The Reserve Bank of India (RBI) may keep key policy rates unchanged and reiterate 'accommodative' stance in the upcoming monetary policy review, primarily due to consistently high inflation for nine straight months now. The RBI's Monetary Policy Committee will start its three days meet on December 4.
It is expected that the apex bank will take steps to fasten India's economic recovery after the coronavirus, but high inflation will most likely force it to keep the rates unchanged. Notably, inflation has overshot the RBI's tolerance level of 6 per cent for nine months now.
While the economy contracted for the second successive quarter, declining 7.5 per cent year-on-year, there was something to cheer about. The GDP grew at 23.2 per cent sequentially signalling a gradual rebound in the economy after 24% contraction in the quarter ending June. It also remains the best quarter-on-quarter growth since 1996 when the country started giving out quarterly numbers. The current GDP numbers are even better than the ones based on the RBI's recent "nowcast" model.
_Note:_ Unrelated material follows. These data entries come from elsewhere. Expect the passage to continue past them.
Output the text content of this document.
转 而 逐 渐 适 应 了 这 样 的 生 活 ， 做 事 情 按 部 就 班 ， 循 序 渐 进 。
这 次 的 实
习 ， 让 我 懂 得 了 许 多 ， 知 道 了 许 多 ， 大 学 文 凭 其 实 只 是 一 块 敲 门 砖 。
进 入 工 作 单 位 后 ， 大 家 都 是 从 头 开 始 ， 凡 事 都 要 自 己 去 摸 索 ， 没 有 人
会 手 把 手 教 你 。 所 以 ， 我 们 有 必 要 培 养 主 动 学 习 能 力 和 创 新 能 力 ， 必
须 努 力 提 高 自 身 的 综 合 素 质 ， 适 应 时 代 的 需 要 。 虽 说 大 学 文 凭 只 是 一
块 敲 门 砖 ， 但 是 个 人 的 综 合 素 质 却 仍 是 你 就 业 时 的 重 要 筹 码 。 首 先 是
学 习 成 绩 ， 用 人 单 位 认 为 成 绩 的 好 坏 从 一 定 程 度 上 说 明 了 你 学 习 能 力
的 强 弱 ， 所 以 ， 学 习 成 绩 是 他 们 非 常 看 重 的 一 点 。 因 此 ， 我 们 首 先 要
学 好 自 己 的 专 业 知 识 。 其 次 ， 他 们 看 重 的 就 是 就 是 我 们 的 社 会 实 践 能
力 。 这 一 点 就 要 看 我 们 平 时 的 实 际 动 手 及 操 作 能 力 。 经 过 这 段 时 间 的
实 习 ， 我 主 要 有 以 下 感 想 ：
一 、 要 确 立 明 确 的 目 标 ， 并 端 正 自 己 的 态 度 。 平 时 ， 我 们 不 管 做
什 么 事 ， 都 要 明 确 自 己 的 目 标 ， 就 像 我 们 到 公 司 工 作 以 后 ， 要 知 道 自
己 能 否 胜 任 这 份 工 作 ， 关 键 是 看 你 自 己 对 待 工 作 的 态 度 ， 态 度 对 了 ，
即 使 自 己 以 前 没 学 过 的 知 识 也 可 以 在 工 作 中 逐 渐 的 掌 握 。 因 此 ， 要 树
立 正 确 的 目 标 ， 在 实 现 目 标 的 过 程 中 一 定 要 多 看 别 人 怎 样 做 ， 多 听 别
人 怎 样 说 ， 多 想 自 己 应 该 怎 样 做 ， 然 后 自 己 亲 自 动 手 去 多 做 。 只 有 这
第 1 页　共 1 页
Despite that, economists are likely to be wary as coronavirus is causing trouble in major parts of the country, with metro cities seeing another wave of COVID-19 cases.
In its previous economic policy, the RBI had predicted the Indian economy could shrink 9.5 per cent in the current fiscal year. Amid all this, inflation has remained a cause of concern for the central bank.
Retail inflation, calculated based on Consumer Price Index (CPI), rose for the ninth month in a row in October, reaching 7.61 per cent on the back of increasing food prices. It is the highest level of retail inflation since May 2014 when the inflation level was at 8.33 per cent.
The RBI had earlier projected the CPI-based inflation at 6.8 per cent for Q2 and 5.4-4.5 per cent for H2 of FY21. Experts believe the central bank could revise its forecast now.
With the rate cuts unlikely, the RBI has infused liquidity into the system via targeted long-term repo operations, under which banks have been able to borrow up to Rs 1 lakh crore and invest in bonds in companies. The size of OMO -- under which the RBI buys and sells bonds -- was also increased to Rs 20,000. It resulted in the pumping of additional liquidity into the system and decline in interest rates.